I just purchased a rock tumbler at a flea market. Can this be used to tumble glass? It has one speed and turns the canister appoximatly 53 turns a minute. It has a small rubber canister, but I think I can convert to a larger PVC canister with a little luck as the motor seems very strong and should turn it easily. I tried it out and ran it over night with the rock media, and it didnt do much cleaning but it did round off the cornners of the bottle. If this tumbler can clean glass where do I start? I know I need copper shot that I could get from the jar doctor, but how much and what types? How long do you tumble a cloudy bottle? When cleaning the inside of bottle what do you use for a stopper to keep copper in? Are there any books on tumbling glass? I have a feeling there is alot of trial and error tumbling glass but I sure would like to give it a try...


----------



## JustGlass (Mar 3, 2006)

another pic


----------



## mudmonkey (Mar 4, 2006)

Maybe very small bottles.The motor won't be able to handle the weight of a large bottle and media.


----------



## tombstone (Mar 4, 2006)

Mudmonky is probably right.  Here's why... take the diameter of your pipe (4 inches) multiply by 4 and add five. 4x4+5= 21.  21 pounds of copper is what you need to tumble a bottle in a 4 inch pipe.  Add the weight of the pipe, water, and bottle and you have a fairly heavy canister.

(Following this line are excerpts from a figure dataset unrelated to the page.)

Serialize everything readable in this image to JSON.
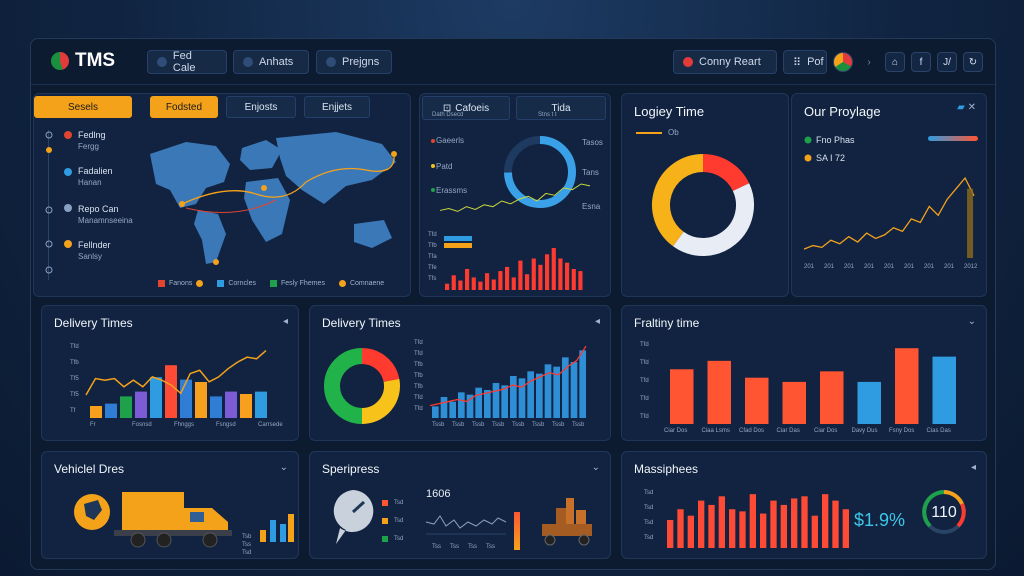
{
  "header": {
    "logo_text": "TMS",
    "nav": [
      "Fed Cale",
      "Anhats",
      "Prejgns"
    ],
    "right_btn": "Conny Reart",
    "right_btn2": "Pof",
    "right_btn3": "f",
    "right_btn4": "J/"
  },
  "map_panel": {
    "side_tab": "Sesels",
    "tabs": [
      "Fodsted",
      "Enjosts",
      "Enjjets"
    ],
    "side_items": [
      {
        "label": "Fedlng",
        "sub": "Fergg"
      },
      {
        "label": "Fadalien",
        "sub": "Hanan"
      },
      {
        "label": "Repo Can",
        "sub": "Manamnseeina"
      },
      {
        "label": "Fellnder",
        "sub": "Sanlsy"
      }
    ],
    "legend": [
      "Fanons",
      "Corncles",
      "Fesly Fhemes",
      "Comnaene"
    ]
  },
  "stats_panel": {
    "tabs": [
      "Cafoeis",
      "Tida"
    ],
    "subtabs": [
      "Dath Dsecd",
      "Stns t t"
    ],
    "labels": [
      "Gaeerls",
      "Patd",
      "Erassms"
    ],
    "right_labels": [
      "Tasos",
      "Tans",
      "Esna"
    ],
    "ticks": [
      "Tfd",
      "Tfb",
      "Tfa",
      "Tfe",
      "Tfs"
    ],
    "bars": [
      6,
      14,
      9,
      20,
      12,
      8,
      16,
      10,
      18,
      22,
      12,
      28,
      15,
      30,
      24,
      34,
      40,
      30,
      26,
      20,
      18
    ],
    "line": [
      8,
      10,
      7,
      12,
      9,
      14,
      12,
      18,
      15,
      20,
      23,
      18,
      26,
      24,
      32,
      30,
      36,
      34
    ]
  },
  "logic_panel": {
    "title": "Logiey Time",
    "legend": "Ob",
    "donut": [
      {
        "color": "#ff3a2e",
        "value": 18
      },
      {
        "color": "#e8ecf4",
        "value": 42
      },
      {
        "color": "#f7b21a",
        "value": 40
      }
    ]
  },
  "prop_panel": {
    "title": "Our Proylage",
    "item1": "Fno Phas",
    "item2": "SA I 72",
    "xticks": [
      "201",
      "201",
      "201",
      "201",
      "201",
      "201",
      "201",
      "201",
      "2012"
    ],
    "line": [
      10,
      14,
      12,
      20,
      16,
      24,
      18,
      28,
      22,
      26,
      34,
      30,
      44,
      40,
      58,
      48,
      66,
      78,
      90,
      70
    ]
  },
  "delivery1": {
    "title": "Delivery Times",
    "yticks": [
      "Tfd",
      "Tfb",
      "Tf5",
      "Tf5",
      "Tf"
    ],
    "xticks": [
      "Fr",
      "Fosnsd",
      "Fhnggs",
      "Fsngsd",
      "Carrsede"
    ],
    "bars": [
      {
        "v": 10,
        "c": "#f7a01d"
      },
      {
        "v": 12,
        "c": "#2f7dd4"
      },
      {
        "v": 18,
        "c": "#1ea14a"
      },
      {
        "v": 22,
        "c": "#7b5cd6"
      },
      {
        "v": 34,
        "c": "#2f9be0"
      },
      {
        "v": 44,
        "c": "#ff4a36"
      },
      {
        "v": 32,
        "c": "#2f7dd4"
      },
      {
        "v": 30,
        "c": "#f7a01d"
      },
      {
        "v": 18,
        "c": "#2f7dd4"
      },
      {
        "v": 22,
        "c": "#7b5cd6"
      },
      {
        "v": 20,
        "c": "#f7a01d"
      },
      {
        "v": 22,
        "c": "#2f9be0"
      }
    ],
    "line": [
      28,
      48,
      46,
      48,
      38,
      46,
      38,
      50,
      46,
      40,
      30,
      54,
      58,
      44,
      50,
      60,
      68,
      74,
      72,
      82
    ]
  },
  "delivery2": {
    "title": "Delivery Times",
    "yticks": [
      "Tfd",
      "Tfd",
      "Tfb",
      "Tfb",
      "Tfb",
      "Tfd",
      "Tfd"
    ],
    "xticks": [
      "Tssb",
      "Tssb",
      "Tssb",
      "Tssb",
      "Tssb",
      "Tssb",
      "Tssb",
      "Tssb"
    ],
    "donut": [
      {
        "color": "#ff3a2e",
        "value": 22
      },
      {
        "color": "#f7c21a",
        "value": 28
      },
      {
        "color": "#21b24a",
        "value": 50
      }
    ],
    "bars": [
      10,
      18,
      14,
      22,
      20,
      26,
      24,
      30,
      28,
      36,
      34,
      40,
      38,
      46,
      44,
      52,
      48,
      58
    ],
    "line": [
      12,
      14,
      16,
      18,
      16,
      22,
      24,
      26,
      28,
      32,
      30,
      36,
      40,
      44,
      42,
      50,
      56,
      70
    ]
  },
  "frafiing": {
    "title": "Fraltiny time",
    "yticks": [
      "Tfd",
      "Tfd",
      "Tfd",
      "Tfd",
      "Tfd"
    ],
    "xticks": [
      "Ciar Dos",
      "Ciaa Lsms",
      "Cfad Dos",
      "Ciar Das",
      "Ciar Dos",
      "Davy Dus",
      "Fsny Dos",
      "Cias Das"
    ],
    "bars": [
      {
        "v": 52,
        "c": "#ff5533"
      },
      {
        "v": 60,
        "c": "#ff5533"
      },
      {
        "v": 44,
        "c": "#ff5533"
      },
      {
        "v": 40,
        "c": "#ff5533"
      },
      {
        "v": 50,
        "c": "#ff5533"
      },
      {
        "v": 40,
        "c": "#2f9be0"
      },
      {
        "v": 72,
        "c": "#ff5533"
      },
      {
        "v": 64,
        "c": "#2f9be0"
      }
    ]
  },
  "vehicle": {
    "title": "Vehiclel Dres",
    "mini_ticks": [
      "Tsb",
      "Tss",
      "Tsd"
    ]
  },
  "speripress": {
    "title": "Speripress",
    "value": "1606",
    "labels": [
      "Tsd",
      "Tsd",
      "Tsd"
    ],
    "ticks": [
      "Tss",
      "Tss",
      "Tss",
      "Tss"
    ]
  },
  "massiphees": {
    "title": "Massiphees",
    "percent": "$1.9%",
    "gauge_value": "110",
    "yticks": [
      "Tsd",
      "Tsd",
      "Tsd",
      "Tsd"
    ],
    "bars": [
      26,
      36,
      30,
      44,
      40,
      48,
      36,
      34,
      50,
      32,
      44,
      40,
      46,
      48,
      30,
      50,
      44,
      36
    ]
  }
}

 But don't let this discourage you.  Most things needed to build a bottle tumber can be scavenged from cast off items.  Motors from washers, dryers, furnace blowers, sump pumps, and countless other items will work for your tumbler.


----------



## Bottle tumbler (Mar 4, 2006)

Your on the right road justglass. one problem is doing the outside with nothing to hold your bottle in place your going to have trouble, you can do insides real good, you could put 3 or 4 in at one time put padding around them and cork the tops and tape to make sure the cork stays in,
 it is the first step in learing the art. next time your at a flea market keep your eyes open for a 1/2hp motor, may get it for 20 bucks i get them for 15 or less. if you need any help let me know

 ric kern


----------



## mudmonkey (Mar 4, 2006)

Here is mine.I built it by getting parts from ebay for about 200. The canister i got from the jar dr.


----------



## Polisher Paul (Mar 6, 2006)

Test your small machine LOADED with rocks and see if it will run and carry the weight.


 Polisher Paul   www.paulmnulton.com


----------



## JustGlass (Mar 11, 2006)

I loaded it to the max with every rock I could find....and it turned with no problems. I will try to weigh the canister full of rocks and give ya a approximate weight.


----------